食物がはさまってむし歯にも歯周病にもなりやすくなります。左右の歯並びが極端に違うと顔もゆがみます。さらに背骨まで曲がることにもなりかねません。これは、とても恐ろしいことです。噛まない習慣は、若者に歯周病やあごの関節症を増やします。歯ぐきの骨の細胞はカルシウムなどの栄養を取り込みますが、噛む力が弱いと代謝機能がうまくいかず、骨が発育不良になり次第に歯ぐきの抵抗力も弱まります。
また、噛むことによって分泌が促進される唾液中のパロチンというホルモンは、血液の中に入り骨や歯肉を丈夫にしてくれます。さらに歯は萌出後も唾液から浸透してくるカルシウムやフッ素によって再石灰化が絶えず行われ、丈夫にもなります。
よく噛むことにより分泌される唾液には歯や歯肉をきれいに掃除する自浄作用、食物の中の酸を薄める中和作用などもあり、むし歯や歯周病の予防にもなっています。
“がん”の毒性を薄める効果も
よく噛むことによって唾液は大量に分泌されます。唾液の中にあるペルオキシダーゼという酵素には、発がん性物質の毒性を薄める効果があるといわれています。唾液を混ぜる時間が長いほど毒消し効果は強く、毒性が元の1~2割に薄まるのに約30秒を要するそうです。成人でも子どもでも、1回噛むのに大体1秒かかります。
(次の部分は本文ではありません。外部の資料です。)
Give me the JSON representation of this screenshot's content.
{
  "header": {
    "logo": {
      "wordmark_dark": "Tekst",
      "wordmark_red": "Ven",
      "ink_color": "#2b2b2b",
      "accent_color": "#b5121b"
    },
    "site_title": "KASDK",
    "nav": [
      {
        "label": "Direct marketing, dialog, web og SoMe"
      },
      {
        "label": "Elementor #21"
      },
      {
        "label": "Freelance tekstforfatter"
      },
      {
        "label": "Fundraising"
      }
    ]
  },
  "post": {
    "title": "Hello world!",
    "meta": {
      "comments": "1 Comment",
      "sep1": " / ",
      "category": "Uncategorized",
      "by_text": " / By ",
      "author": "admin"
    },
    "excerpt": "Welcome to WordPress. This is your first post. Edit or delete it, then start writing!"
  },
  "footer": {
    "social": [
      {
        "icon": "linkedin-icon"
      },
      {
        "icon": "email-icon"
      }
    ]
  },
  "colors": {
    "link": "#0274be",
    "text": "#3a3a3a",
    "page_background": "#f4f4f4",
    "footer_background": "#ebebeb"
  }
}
「食事は1口30回」が望ましいわけがここにあるわけです。でも、なぜ毒性が消えるのでしょうか。発がん性物質がつくり出す活性酸素を、唾液に含まれるペルオキシダーゼが消してしまうからです。
このほかにも有害な細菌の発育を妨げるタンパク質など、さまざまな有効成分が唾液には含まれています。
体温を上げて肥満を防ぐ
よく噛んで食べると食後に身体がポカポカして発汗が盛んになる。熱として体外にエネルギーが捨て去られることによって肥満の予防になります。よく噛んで食べて味覚が刺激されるとノルアドレナリンの分泌が高まり、全身の細胞の活動が活発になるからです。これが熱の発生源になることになります。
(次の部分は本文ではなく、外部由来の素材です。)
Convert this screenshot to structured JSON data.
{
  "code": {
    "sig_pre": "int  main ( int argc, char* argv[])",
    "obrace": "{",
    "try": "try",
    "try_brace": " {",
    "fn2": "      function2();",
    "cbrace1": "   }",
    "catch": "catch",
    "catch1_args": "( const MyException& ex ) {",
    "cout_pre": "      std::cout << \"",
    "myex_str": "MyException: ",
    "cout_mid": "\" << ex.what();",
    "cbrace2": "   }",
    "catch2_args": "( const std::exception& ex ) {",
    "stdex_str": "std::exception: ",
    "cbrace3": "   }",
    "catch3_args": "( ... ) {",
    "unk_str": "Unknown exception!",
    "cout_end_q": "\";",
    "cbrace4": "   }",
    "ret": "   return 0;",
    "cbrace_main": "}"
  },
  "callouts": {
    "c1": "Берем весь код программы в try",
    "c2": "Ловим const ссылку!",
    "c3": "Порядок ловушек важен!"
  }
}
また、栄養分が消化吸収されると血液の血糖値が上がり、大脳から、「もう食べたくない」という指令が出てきます。急いで食べると、血糖値が上がる前にたくさん食べてしまいます。よく噛んで食べると、少ない量で満腹感が得られるということです。
発育を支えボケを防ぐ
噛むことの刺激で脳血管が拡張して血流が増えてきます。脳の活動を高めるには血液がぶどう糖や酸素などの栄養分を運ぶ必要があり、血流量の増加が、脳の覚醒の条件の1つになります。脳の延髄と間脳の間の網様体が目覚め信号を出すからです。噛む動作は脳の中枢神経を仲立ちとして、運動や呼吸、ホルモンなどをつかさどる内分泌の働きと複雑に絡み合っています。
噛むことによって分泌されるパロチンには、子どもの発育促進、大人の老化防止の働きもあり、これらがあいまって噛むことは老人性痴呆の防止に役立つことになります。以上のほか、よく噛むことにより、「水晶体の筋肉の老化が間接的に防止され視力の回復につながる」「首すじや肩、胸の筋肉が正しく働くことによって姿勢が良くなる」など、多くの効用があげられています。
ものを噛むことは筋肉の老化を予防し、噛む衝撃で脳血管障害が予防されると言われ、高齢化時代を迎えて噛むことが見直されていることは至極当然と言えるでしょう。